Saxon diaries

Since I last wrote about ordered maps, the XPath 4.0 specifications have now introduced the idea of JNodes, which adds a new set of requirements to the specification.

I wrote about JNodes in my paper at Balisage 2025, and I won't repeat the introduction here. Suffice it to say that a JNode can wrap a specific entry in an XDM map, and it allows you (among other things) to:

1. Establish which of two entries in the same map comes first in document order (or equivalently, in map order);
2. Get the preceding or following siblings of a map entry (the entries that precede it or follow it in map order).

The prototype implementation of JNodes that I demonstrated at Balisage included support for these operations, but the implementation would be hopelessly inefficient in production. The current implementation of ordered maps on the Saxon 13 development branch uses the LinkedHashMap implementation from the VAVR library, and this doesn't have anything that would support either of these operations.

I'm therefore proposing to use a home-grown map implementation as described below.

First note that map:put and map:remove operations are rare, and it's OK to have a map implementation that allows the map to be constructed by a mutable builder class in one phase of operation, and thereafter to be read-only. If a map:put or map:remove operation is attempted, we can rebuild the map using a different (immutable | persistent | functional) data structure. So let's first consider a structure that doesn't support map:put and map:remove operations directly. I'm calling this a FixedMap.

A FixedMap is underpinned by three Java structures:

• keys: An array of keys: type AtomicValue[].
• values: An array of values: type GroundedValue[].
• index: A map from atomic match keys to integers: type Map<AtomicMatchKey, Integer>>. Note that this map doesn't need to be ordered. The class AtomicMatchKey is a surrogate for an XDM atomic value whose Java equals() method respects the XDM equality semantics: for example, if the key is an xs:string then the AtomicMatchKey is an instance of Saxon's UnicodeString class.

The basic operations on XDM maps are simply and efficiently implemented as follows:

• Get the value corresponding to a given key: set i = index.get(key); return if i == null then null else values[i].
• Get all keys in map order: iterate over keys.
• Get all values in map order: iterate over values.

The new operations required to support JNode navigation can also be efficiently implemented:

• Determine which of two entries with keys X and Y is first in document order: compare index.get(X) with index.get(Y) (an integer comparison).
• Get preceding or following siblings of an entry with key X: find index.get(X) and then iterate forwards or backwards in the keys and values arrays from this integer offset.

All very straightforward.
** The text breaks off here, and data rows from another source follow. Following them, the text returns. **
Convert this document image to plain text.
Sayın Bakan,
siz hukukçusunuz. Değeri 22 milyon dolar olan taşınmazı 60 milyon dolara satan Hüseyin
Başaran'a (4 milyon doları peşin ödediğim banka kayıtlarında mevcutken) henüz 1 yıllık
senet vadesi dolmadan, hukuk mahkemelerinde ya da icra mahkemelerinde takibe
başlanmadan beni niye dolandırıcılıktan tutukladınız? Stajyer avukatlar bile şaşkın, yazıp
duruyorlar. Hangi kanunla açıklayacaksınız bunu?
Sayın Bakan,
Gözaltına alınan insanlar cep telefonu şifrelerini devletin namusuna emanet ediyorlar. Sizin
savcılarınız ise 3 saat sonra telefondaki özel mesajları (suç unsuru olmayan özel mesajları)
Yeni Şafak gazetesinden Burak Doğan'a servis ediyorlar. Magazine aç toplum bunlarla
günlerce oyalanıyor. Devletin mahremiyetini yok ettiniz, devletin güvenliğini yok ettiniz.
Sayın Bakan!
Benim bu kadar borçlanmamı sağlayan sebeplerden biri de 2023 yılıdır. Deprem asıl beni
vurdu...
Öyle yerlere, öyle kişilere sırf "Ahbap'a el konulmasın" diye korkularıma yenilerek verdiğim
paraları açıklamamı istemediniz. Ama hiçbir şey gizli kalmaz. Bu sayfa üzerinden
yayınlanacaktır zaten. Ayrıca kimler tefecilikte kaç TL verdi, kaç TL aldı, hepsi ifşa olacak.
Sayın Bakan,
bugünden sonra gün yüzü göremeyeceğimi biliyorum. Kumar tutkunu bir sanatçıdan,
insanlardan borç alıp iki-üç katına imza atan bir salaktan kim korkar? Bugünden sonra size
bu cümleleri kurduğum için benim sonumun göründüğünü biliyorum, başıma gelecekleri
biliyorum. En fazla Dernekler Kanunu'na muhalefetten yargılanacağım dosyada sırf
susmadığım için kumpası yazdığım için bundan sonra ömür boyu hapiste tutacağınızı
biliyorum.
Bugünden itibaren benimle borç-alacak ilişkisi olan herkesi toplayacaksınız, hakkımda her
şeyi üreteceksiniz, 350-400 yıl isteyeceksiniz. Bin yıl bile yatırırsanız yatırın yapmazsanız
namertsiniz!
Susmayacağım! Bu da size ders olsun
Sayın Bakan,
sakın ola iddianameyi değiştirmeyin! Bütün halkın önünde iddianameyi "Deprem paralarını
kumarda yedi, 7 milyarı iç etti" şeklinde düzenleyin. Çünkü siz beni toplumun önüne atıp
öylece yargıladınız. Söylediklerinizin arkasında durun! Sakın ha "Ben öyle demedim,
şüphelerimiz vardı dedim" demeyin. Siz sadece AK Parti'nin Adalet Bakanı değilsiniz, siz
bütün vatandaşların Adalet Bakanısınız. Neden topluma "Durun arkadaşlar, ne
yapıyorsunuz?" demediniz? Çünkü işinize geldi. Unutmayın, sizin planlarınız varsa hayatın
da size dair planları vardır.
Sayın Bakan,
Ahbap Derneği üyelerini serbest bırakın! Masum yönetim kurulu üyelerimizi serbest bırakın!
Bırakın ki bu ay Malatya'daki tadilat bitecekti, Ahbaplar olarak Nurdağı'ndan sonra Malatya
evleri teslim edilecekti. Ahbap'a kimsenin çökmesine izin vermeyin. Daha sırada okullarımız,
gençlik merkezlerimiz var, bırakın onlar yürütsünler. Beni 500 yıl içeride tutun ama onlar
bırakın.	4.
Now, what about map:put and map:remove?

When one of these operations occurs, I propose to copy the FixedMap to an ExtensibleMap. This will have a very similar structure to the FixedMap, except that:

• The arrays of keys and values are replaced by immutable lists of keys and values. I propose to implement these immutable lists using the existing Saxon class ZenoChain. This is described in a previous blog. This uses the same logic as the ZenoString which I introduced in a 2021 Balisage paper. It provides efficient support for getting an entry at a particular integer offset, and for appending individual entries at the end of the list: therefore for map:get and map:put.
• The map from AtomicMatchKey to Integer is replaced by an immutable map. There are plenty of implementations available (we could revert to the Michael Froh implementation used in earlier Saxon releases), because there is no need for this structure to support ordering.
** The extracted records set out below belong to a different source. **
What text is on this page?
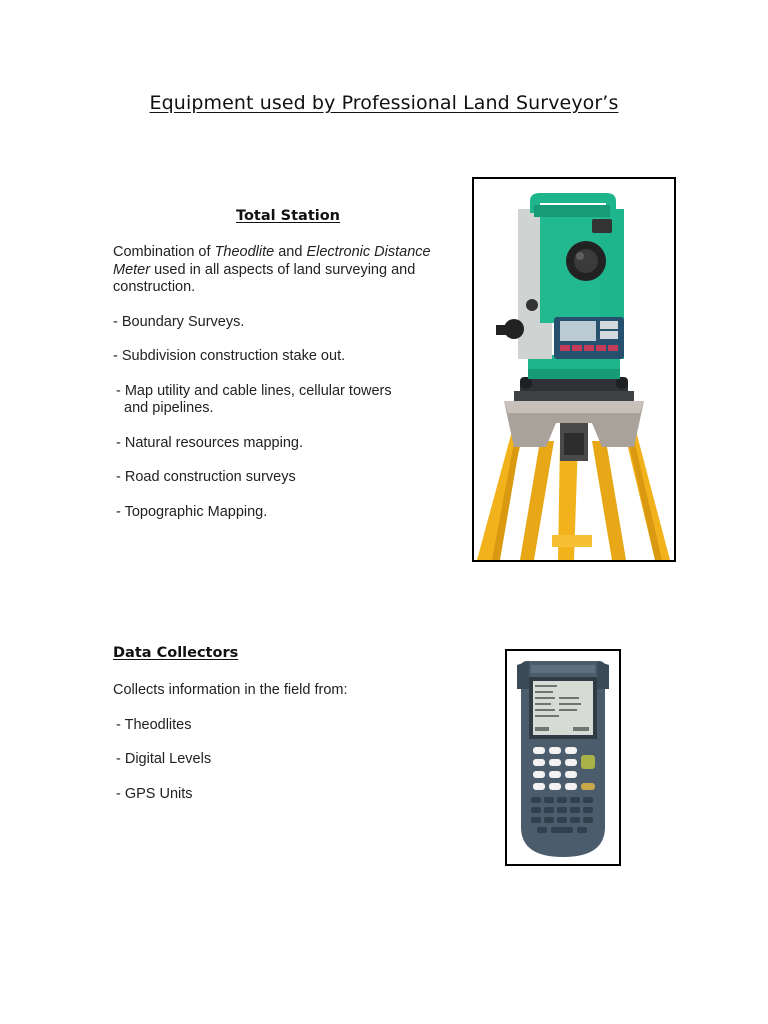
Equipment used by Professional Land Surveyor’s
Total Station
Combination of Theodlite and Electronic Distance
Meter used in all aspects of land surveying and
construction.
- Boundary Surveys.
- Subdivision construction stake out.
- Map utility and cable lines, cellular towers
and pipelines.
- Natural resources mapping.
- Road construction surveys
- Topographic Mapping.
Data Collectors
Collects information in the field from:
- Theodlites
- Digital Levels
- GPS Units
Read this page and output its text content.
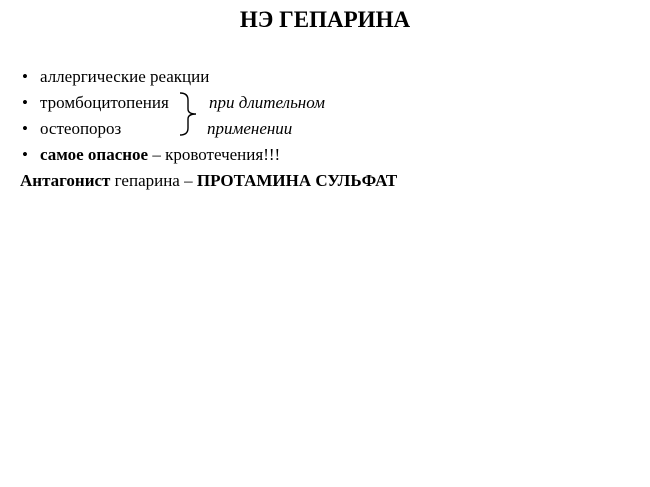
НЭ ГЕПАРИНА
• аллергические реакции
• тромбоцитопения
• остеопороз
• самое опасное – кровотечения!!!
при длительном
применении

Антагонист гепарина – ПРОТАМИНА СУЛЬФАТ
The design relies on the fact that adding or removing entries to the map does not change the integer offset of existing entries. That's fine for map:put, which always puts new entries at the end (in terms of map ordering). To support map:remove, I propose to keep a separate list holding the integer offsets of map entries that have been removed; a traversal of the map keys or arrays needs to check this list and skip an entry if it is present. When the number of removed entries exceeds some threshold (a rare event) we can rebuild the map from scratch.

The new design looks as if all the main operations perform in constant or logarithmic time, with traversal of the map in linear time; and it seems to be reasonably economical in terms of memory usage.
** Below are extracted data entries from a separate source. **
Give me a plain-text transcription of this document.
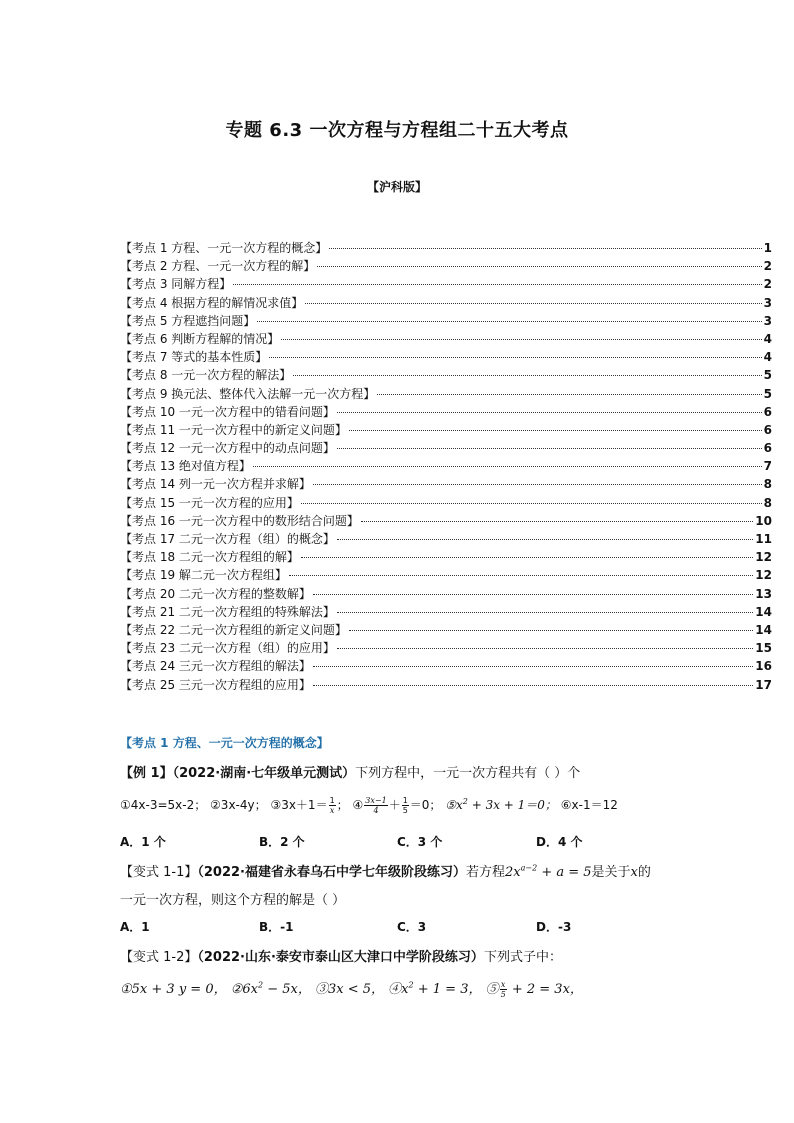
专题 6.3 一次方程与方程组二十五大考点
【沪科版】
【考点 1 方程、一元一次方程的概念】	1
【考点 2 方程、一元一次方程的解】	2
【考点 3 同解方程】	2
【考点 4 根据方程的解情况求值】	3
【考点 5 方程遮挡问题】	3
【考点 6 判断方程解的情况】	4
【考点 7 等式的基本性质】	4
【考点 8 一元一次方程的解法】	5
【考点 9 换元法、整体代入法解一元一次方程】	5
【考点 10 一元一次方程中的错看问题】	6
【考点 11 一元一次方程中的新定义问题】	6
【考点 12 一元一次方程中的动点问题】	6
【考点 13 绝对值方程】	7
【考点 14 列一元一次方程并求解】	8
【考点 15 一元一次方程的应用】	8
【考点 16 一元一次方程中的数形结合问题】	10
【考点 17 二元一次方程（组）的概念】	11
【考点 18 二元一次方程组的解】	12
【考点 19 解二元一次方程组】	12
【考点 20 二元一次方程的整数解】	13
【考点 21 二元一次方程组的特殊解法】	14
【考点 22 二元一次方程组的新定义问题】	14
【考点 23 二元一次方程（组）的应用】	15
【考点 24 三元一次方程组的解法】	16
【考点 25 三元一次方程组的应用】	17
【考点 1 方程、一元一次方程的概念】
【例 1】（2022·湖南·七年级单元测试）下列方程中，一元一次方程共有（ ）个
①4x-3=5x-2； ②3x-4y； ③3x＋1＝ $\frac{1}{x}$ ； ④ $\frac{3x-1}{4} + \frac{1}{5} =0$； $⑤x^2 + 3x + 1=0$； ⑥x-1＝12
A．1 个	B．2 个	C．3 个	D．4 个
【变式 1-1】（2022·福建省永春乌石中学七年级阶段练习）若方程$2x^{a-2} + a = 5$是关于x的
一元一次方程，则这个方程的解是（ ）
A．1	B．-1	C．3	D．-3
【变式 1-2】（2022·山东·泰安市泰山区大津口中学阶段练习）下列式子中：
①5x + 3 y = 0， $②6x^2 - 5x$， ③3x < 5， $④x^2 + 1 = 3$， ⑤ $\frac{x}{5} + 2 = 3x$，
The design allows the use of an optimization whereby the index (from atomic match keys to integer offsets) is built lazily, the first time map:get is called. This is useful when processing JSON, because it's likely that many maps constructed during JSON parsing will either be copied unchanged to the transformation output, or will never be referenced at all, so the work needed to construct an index can be saved (it's still necessary to check for duplicate keys, but this can be done cheaply with a simple Bloom filter).

We currently have an optimized implementation of maps for cases where all the keys are known in advance to be instances of xs:string. This can potentially save a bit of space because in place of the StringValue representing each string-valued key, we can simply store the underlying UnicodeString. This saves holding the wrapper object and the type annotation, which can be significant in the case of very large maps.

One of the benefits of this design is that it reduces our dependencies on third-party code, which in turn simplifies porting Saxon across different platforms, and transpiling to C# for the .NET platform. In the current Saxon 13 code base, we're not only dependent on the VAVR library, but we're actually dependent on a fork of that library that uses a different implentation of linked hash maps, to avoid a performance bug.